The Gospel in a Time of Turmoil Part 1

For I am not ashamed of the gospel of Christ: for it is the power of God unto salvation to every one that believeth; to the Jew first, and also to the Greek.-Romans 1: 16

It has been a strange month. We have had protests in São Paulo on weekly basis and sometimes even two or three times in a week. Most of it happens right where we live. Recently we walked through a protest of almost thousand people who are squatters living in abandoned buildings in the old center. They were seeking government assistance for housing. These are mostly landless farmworkers who have earned below minimum wage all of their lives. Their wages are insufficient to pay the exorbitant rental and housing rates. Before squatting in the center, they lived in tiny crowded shacks in the outskirts of the city. They invaded the abandoned buildings in the center in order to have a stronger political presence. They want a place to live and they are willing to pay for it if it is affordable. They thought that the present left-leaning government would come to their aid, but they were mistaken. Tensions run high. We have to walk through these frustrated and angry people to work with the homeless children and teens.

Last weekend, there was another protest which has been organized every month and also known for its violent outbursts. This time it wasn’t poor landless laborers, but middle class university students and young professionals. They are protesting against the World Cup which is going to be held here in less than a month. Their grievance is that the government has been spending tons of tax-payers’ money to build stadiums and host parties for the World Cup Games while neglecting the education and health issues facing the country. The people are saying that they do not want the World Cup in their country. This is saying a lot for a country that is crazy about soccer. This group is even angrier and more violent than the landless farmworkers.

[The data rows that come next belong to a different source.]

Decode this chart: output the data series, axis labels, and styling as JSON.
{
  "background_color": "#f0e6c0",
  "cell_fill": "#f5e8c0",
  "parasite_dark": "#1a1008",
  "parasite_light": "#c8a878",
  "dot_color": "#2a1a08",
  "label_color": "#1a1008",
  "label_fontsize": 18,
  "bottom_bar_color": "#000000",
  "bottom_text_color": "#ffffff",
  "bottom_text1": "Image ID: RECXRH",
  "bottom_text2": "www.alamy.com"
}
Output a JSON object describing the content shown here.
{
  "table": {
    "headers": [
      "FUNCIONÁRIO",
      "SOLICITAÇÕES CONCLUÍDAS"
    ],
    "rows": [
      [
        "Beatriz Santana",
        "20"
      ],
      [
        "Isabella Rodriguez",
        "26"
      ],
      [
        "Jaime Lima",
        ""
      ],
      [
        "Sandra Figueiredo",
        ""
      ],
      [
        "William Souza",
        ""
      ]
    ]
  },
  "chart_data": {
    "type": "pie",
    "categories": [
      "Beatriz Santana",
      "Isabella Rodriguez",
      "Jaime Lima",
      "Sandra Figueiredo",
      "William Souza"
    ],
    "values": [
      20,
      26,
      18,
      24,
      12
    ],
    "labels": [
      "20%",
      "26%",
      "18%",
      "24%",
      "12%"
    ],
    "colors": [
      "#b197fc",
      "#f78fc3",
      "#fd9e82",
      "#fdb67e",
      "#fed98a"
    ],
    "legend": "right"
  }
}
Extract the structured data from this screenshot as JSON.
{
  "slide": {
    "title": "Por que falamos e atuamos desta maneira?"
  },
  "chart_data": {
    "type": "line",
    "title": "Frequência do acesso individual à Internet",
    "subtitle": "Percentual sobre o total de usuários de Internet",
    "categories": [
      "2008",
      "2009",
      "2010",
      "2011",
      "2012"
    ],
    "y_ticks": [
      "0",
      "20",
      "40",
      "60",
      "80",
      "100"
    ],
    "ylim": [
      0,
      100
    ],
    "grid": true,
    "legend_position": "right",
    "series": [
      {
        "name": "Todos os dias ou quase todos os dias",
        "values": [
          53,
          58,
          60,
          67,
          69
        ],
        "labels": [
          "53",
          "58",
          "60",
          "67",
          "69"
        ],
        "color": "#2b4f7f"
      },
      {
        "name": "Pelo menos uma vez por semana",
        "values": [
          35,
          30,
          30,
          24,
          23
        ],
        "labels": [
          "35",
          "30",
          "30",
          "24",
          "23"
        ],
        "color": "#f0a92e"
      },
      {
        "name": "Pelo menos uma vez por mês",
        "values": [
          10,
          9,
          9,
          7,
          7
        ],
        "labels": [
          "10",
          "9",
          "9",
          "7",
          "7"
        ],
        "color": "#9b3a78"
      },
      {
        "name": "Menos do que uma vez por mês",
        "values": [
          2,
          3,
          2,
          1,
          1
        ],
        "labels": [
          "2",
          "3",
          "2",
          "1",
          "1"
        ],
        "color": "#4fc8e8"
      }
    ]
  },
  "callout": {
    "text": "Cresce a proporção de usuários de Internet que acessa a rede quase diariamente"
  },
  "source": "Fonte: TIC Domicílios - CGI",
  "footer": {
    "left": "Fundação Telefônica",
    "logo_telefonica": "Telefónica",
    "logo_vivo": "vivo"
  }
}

It seems like there is a growing frustration at every level of society. The sad thing is that their demands are not unreasonable, but actually quite basic. They want a better quality of life.

I am an outsider to these protests, but I am not a spectator. As we walk through this angry mob, it is hard not to be affected. We can see their faces and the frustration and desperation in their eyes. They are waiting for something to happen to make their lives better.

I am an outsider by choice and for a specific reason. I am here for the gospel. I am sent by the church for this purpose. The message of the gospel is not detached from the culture and political life of the people. It speaks within the context of our reality. It has to have something important to say in this time of turmoil.

The protestors want a better life for the future. The gospel promises Life in the here and now. However, I think most people believe the promises of the gospel are only for the afterlife. If this was true, then we have nothing to say for those who are frustrated and desperate in this life. The gospel would be inefficient for those who want to know if there is a path to happiness in the here and now. They are looking for answers in political actions and social change. Thanks be to God that the gospel is not a message for tomorrow, but it is a message for today. It is a message of abundant life for the here and now. It is not limited or restricted by powers and principalities. It is not held back by conditions or circumstances. It has the power to bring meaning to our lives when the world around us is in chaos. However, the problem is whether we believe the gospel is able to do this. This is when rational Christianity is not sufficient. The truth of the gospel must be experienced in our daily lives.

The gospel that the apostles preached was powerful even when the church faced unfavorable circumstances. It brought joy and peace to people even when they lost everything. It was sufficient for Paul in plenty and need (Philippians 4:11-13). The gospel does not need anything else added to it to become successful or appealing. It brings contentment in itself. It is this gospel that we need to rediscover to preach to those who are desperate and frustrated, whether they are the homeless children that we serve, or the landless farm laborers or the university students. They protest for a better tomorrow. The gospel offers abundant life in the here and now. We need faith to believe in the power of the gospel to fulfill what it claims.